Ruslar tabi bu duruma uzun süre razı olmazdı. Kendilerini yeterince güçlü hissettiklerinde 01 Temmuz 1853’te kâğıt üstünde Osmanlı hâkimiyetinde olan Ulah ve Buğdan prensliklerini (günümüzdeki Romanya toprakları) işgale başladılar. Amaçları Osmanlı’yı baskı altına alıp veya gerekirse İstanbul’u işgal ederek Boğazlardan serbest geçişi yeniden tesis etmekti. Çok zayıf olan Osmanlı’nın bu baskıya dayanamayıp razı olacağını düşünüyorlardı. Normalde zayıf taraf yenileceğini bile bile savaşa girmez.

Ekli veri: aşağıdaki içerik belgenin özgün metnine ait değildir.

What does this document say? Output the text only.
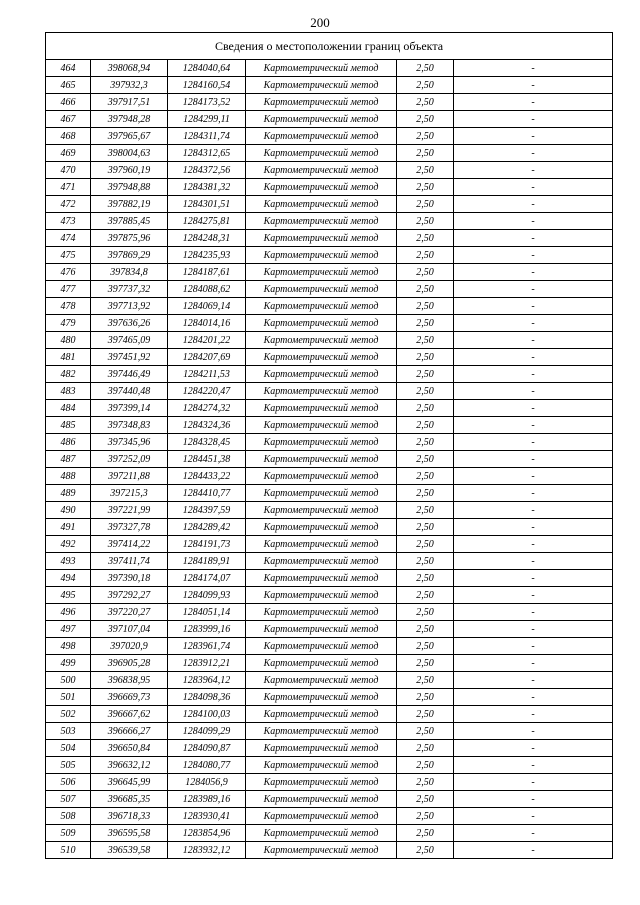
200
Сведения о местоположении границ объекта					
464	398068,94	1284040,64	Картометрический метод	2,50	-
465	397932,3	1284160,54	Картометрический метод	2,50	-
466	397917,51	1284173,52	Картометрический метод	2,50	-
467	397948,28	1284299,11	Картометрический метод	2,50	-
468	397965,67	1284311,74	Картометрический метод	2,50	-
469	398004,63	1284312,65	Картометрический метод	2,50	-
470	397960,19	1284372,56	Картометрический метод	2,50	-
471	397948,88	1284381,32	Картометрический метод	2,50	-
472	397882,19	1284301,51	Картометрический метод	2,50	-
473	397885,45	1284275,81	Картометрический метод	2,50	-
474	397875,96	1284248,31	Картометрический метод	2,50	-
475	397869,29	1284235,93	Картометрический метод	2,50	-
476	397834,8	1284187,61	Картометрический метод	2,50	-
477	397737,32	1284088,62	Картометрический метод	2,50	-
478	397713,92	1284069,14	Картометрический метод	2,50	-
479	397636,26	1284014,16	Картометрический метод	2,50	-
480	397465,09	1284201,22	Картометрический метод	2,50	-
481	397451,92	1284207,69	Картометрический метод	2,50	-
482	397446,49	1284211,53	Картометрический метод	2,50	-
483	397440,48	1284220,47	Картометрический метод	2,50	-
484	397399,14	1284274,32	Картометрический метод	2,50	-
485	397348,83	1284324,36	Картометрический метод	2,50	-
486	397345,96	1284328,45	Картометрический метод	2,50	-
487	397252,09	1284451,38	Картометрический метод	2,50	-
488	397211,88	1284433,22	Картометрический метод	2,50	-
489	397215,3	1284410,77	Картометрический метод	2,50	-
490	397221,99	1284397,59	Картометрический метод	2,50	-
491	397327,78	1284289,42	Картометрический метод	2,50	-
492	397414,22	1284191,73	Картометрический метод	2,50	-
493	397411,74	1284189,91	Картометрический метод	2,50	-
494	397390,18	1284174,07	Картометрический метод	2,50	-
495	397292,27	1284099,93	Картометрический метод	2,50	-
496	397220,27	1284051,14	Картометрический метод	2,50	-
497	397107,04	1283999,16	Картометрический метод	2,50	-
498	397020,9	1283961,74	Картометрический метод	2,50	-
499	396905,28	1283912,21	Картометрический метод	2,50	-
500	396838,95	1283964,12	Картометрический метод	2,50	-
501	396669,73	1284098,36	Картометрический метод	2,50	-
502	396667,62	1284100,03	Картометрический метод	2,50	-
503	396666,27	1284099,29	Картометрический метод	2,50	-
504	396650,84	1284090,87	Картометрический метод	2,50	-
505	396632,12	1284080,77	Картометрический метод	2,50	-
506	396645,99	1284056,9	Картометрический метод	2,50	-
507	396685,35	1283989,16	Картометрический метод	2,50	-
508	396718,33	1283930,41	Картометрический метод	2,50	-
509	396595,58	1283854,96	Картометрический метод	2,50	-
510	396539,58	1283932,12	Картометрический метод	2,50	-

Savaş para demektir. O çağlarda bir devlet, savaşa niyetlendiğinde öncesinde bankerlerden borç para tedarik ediyordu. En büyük banker Rothschild ailesinin, Rusların niyetinden herkesten önce haberi olmuştu. Osmanlı’nın savaştan kaçmaması için hemen Osmanlı ordusuna 40 bin tüfek, 2 bin şişhane, 10 milyon fişek, 50 milyon kapsül tedarik ettiler. Osmanlı’nın yanına da müttefik olarak İngiltere ve Fransa’yı koydular. Sonuçta Osmanlı savaşı kabullendi. 27 Mart 1854’te İngiltere ve Fransa da savaşa katıldı. Bu iki ülkenin katılması üzerine Balkanlar ve Kafkaslarda devam eden savaş kısa süre içerisinde, Kırım’a taşındı.

Kırım Yarımadası’nda, Sivastopol şehrinin güneyinde, bugün Rus donanmasının yer altı gemi inşa tesislerinin olduğu Balaklava bölgesinde 1854-56 yılları arasında on binlerce Türk askeri şehit oldu. İngiliz, Fransız ve Rothschildlerin amacı Rus donanmasını üreten ana üsleri haritadan silmekti. Sivastopol şehrinin ele geçirilmesiyle Ruslar yenilgiyi kabul ettiler ve savaş sona erdi.

30 Mart 1856’da imzalanan Paris Anlaşması ile Karadeniz tarafsız bir deniz haline getirilerek bütün ülkelerin serbest ticaretine açıldı, Boğazlar yabancı devletlerin harp gemilerine kapatıldı fakat bu arada Rusya ve Osmanlı Devleti’nin Karadeniz sahillerinde hiçbir harp tersanesi yapmayacağı ve mevcut olanları da yıkacağı karara bağlandı. Ruslar, Balkanlar ve doğu Avrupa’da işgal ettiği topraklardan çıkarıldı. Bununla birlikte Osmanlı ve müttefikleri de Kırım Yarımadası’ndan çekildi. Aslında bu anlaşma ile İngiltere, Fransa ve Rothschildler Osmanlı’yı kullanarak Karadeniz’den Adriyatik’e kadar uzanan bir bölgede Rusların önünde bir tampon bölge yaratmayı başardılar.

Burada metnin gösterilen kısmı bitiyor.